Note: If you spend experience on a skill or technique that would count toward advancement at a later rank, record the experience expenditure in the appropriate row. It will count toward advancement once you reach that rank.
Like the current advancement tables, the expanding table approach would keep the schools distinct while allowing players to create unusual characters by rewarding atypical experience expenditures at higher ranks. However, it would also eliminate the need for players to plan their characters in advance to ensure they are picking up skills and rings at the perfect time. In addition, it would allow fun and mechanically sound characters, such as a Kuni Purifier that focuses almost entirely on Earth Invocations rather than dabbling in Water and Fire because those are the only invocations that count at Ranks 2 and 3.

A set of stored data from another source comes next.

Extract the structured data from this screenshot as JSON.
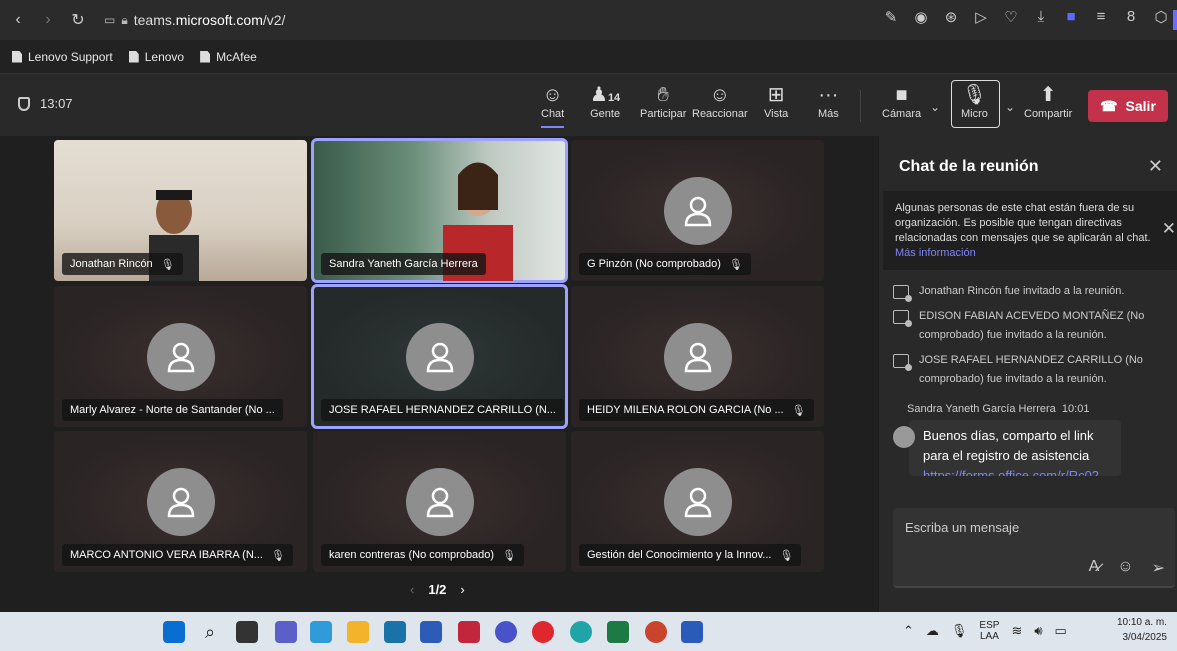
{
  "browser": {
    "url_prefix": "teams.",
    "url_domain": "microsoft.com",
    "url_path": "/v2/"
  },
  "bookmarks": [
    {
      "label": "Lenovo Support"
    },
    {
      "label": "Lenovo"
    },
    {
      "label": "McAfee"
    }
  ],
  "meeting": {
    "elapsed": "13:07",
    "toolbar": {
      "chat": "Chat",
      "people": "Gente",
      "people_count": "14",
      "participate": "Participar",
      "react": "Reaccionar",
      "view": "Vista",
      "more": "Más",
      "camera": "Cámara",
      "mic": "Micro",
      "share": "Compartir",
      "leave": "Salir"
    }
  },
  "participants": [
    {
      "name": "Jonathan Rincón",
      "muted": true
    },
    {
      "name": "Sandra Yaneth García Herrera",
      "muted": false
    },
    {
      "name": "G Pinzón (No comprobado)",
      "muted": true
    },
    {
      "name": "Marly Alvarez - Norte de Santander (No ...",
      "muted": false
    },
    {
      "name": "JOSE RAFAEL HERNANDEZ CARRILLO (N...",
      "muted": false
    },
    {
      "name": "HEIDY MILENA ROLON GARCIA (No ...",
      "muted": true
    },
    {
      "name": "MARCO ANTONIO VERA IBARRA (N...",
      "muted": true
    },
    {
      "name": "karen contreras (No comprobado)",
      "muted": true
    },
    {
      "name": "Gestión del Conocimiento y la Innov...",
      "muted": true
    }
  ],
  "pager": {
    "label": "1/2"
  },
  "chat": {
    "title": "Chat de la reunión",
    "notice": "Algunas personas de este chat están fuera de su organización. Es posible que tengan directivas relacionadas con mensajes que se aplicarán al chat.",
    "notice_link": "Más información",
    "events": [
      "Jonathan Rincón fue invitado a la reunión.",
      "EDISON FABIAN ACEVEDO MONTAÑEZ (No comprobado) fue invitado a la reunión.",
      "JOSE RAFAEL HERNANDEZ CARRILLO (No comprobado) fue invitado a la reunión."
    ],
    "message": {
      "author": "Sandra Yaneth García Herrera",
      "time": "10:01",
      "text": "Buenos días, comparto el link para el registro de asistencia",
      "link": "https://forms.office.com/r/Rc02"
    },
    "compose_placeholder": "Escriba un mensaje"
  },
  "taskbar": {
    "lang_top": "ESP",
    "lang_bottom": "LAA",
    "time": "10:10 a. m.",
    "date": "3/04/2025"
  }
}
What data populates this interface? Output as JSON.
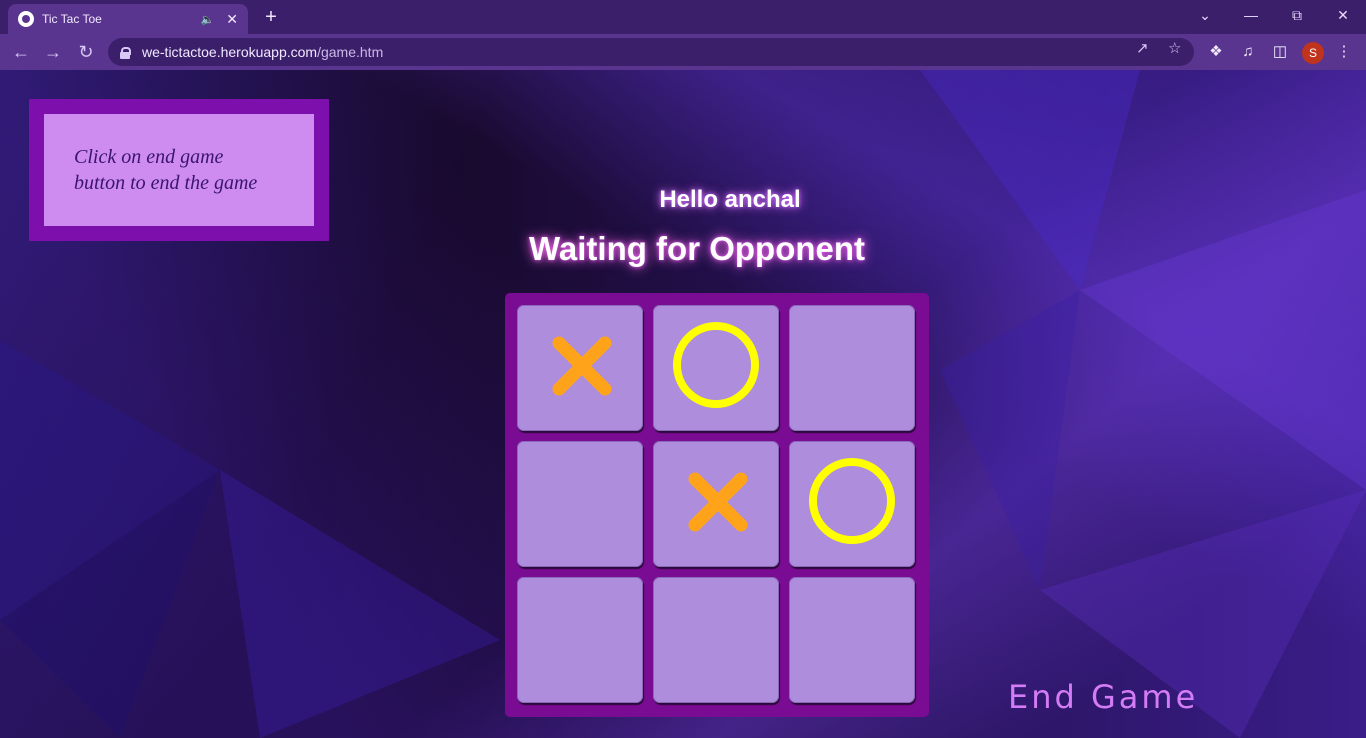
{
  "browser": {
    "tab_title": "Tic Tac Toe",
    "url_host": "we-tictactoe.herokuapp.com",
    "url_path": "/game.htm",
    "profile_initial": "S"
  },
  "hint": {
    "line1": "Click on end game",
    "line2": "button to end the game"
  },
  "greeting": "Hello anchal",
  "status": "Waiting for Opponent",
  "board": {
    "cells": [
      "X",
      "O",
      "",
      "",
      "X",
      "O",
      "",
      "",
      ""
    ]
  },
  "end_game_label": "End Game",
  "colors": {
    "x_mark": "#ffa31a",
    "o_mark": "#ffff00",
    "cell": "#ad8ddc",
    "board": "#7a0c93",
    "accent": "#d47cf5"
  }
}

The expanding table approach has the potential to be less realistic than the current advancement tables. The example table would allow a Kuni Purifier to advance by becoming a master of the martial arts rather than communing with the kami. I doubt this will be a major concern. Most people who want to play a certain type of character will choose a school (and school technique) that is appropriate for that character. If they don't, they'll still have an incentive to diversify unless the campaign is laser-focused on one area, for the higher, more expensive skill ranks have a less significant impact on players' chance of success than their predecessors.
The expanding table approach also retains some of the disadvantages of the current system, such as forcing people who go against their school's stereotype to wait a long time before their experience expenditures count toward advancement. However, I suspect it will still be more enjoyable than the current system.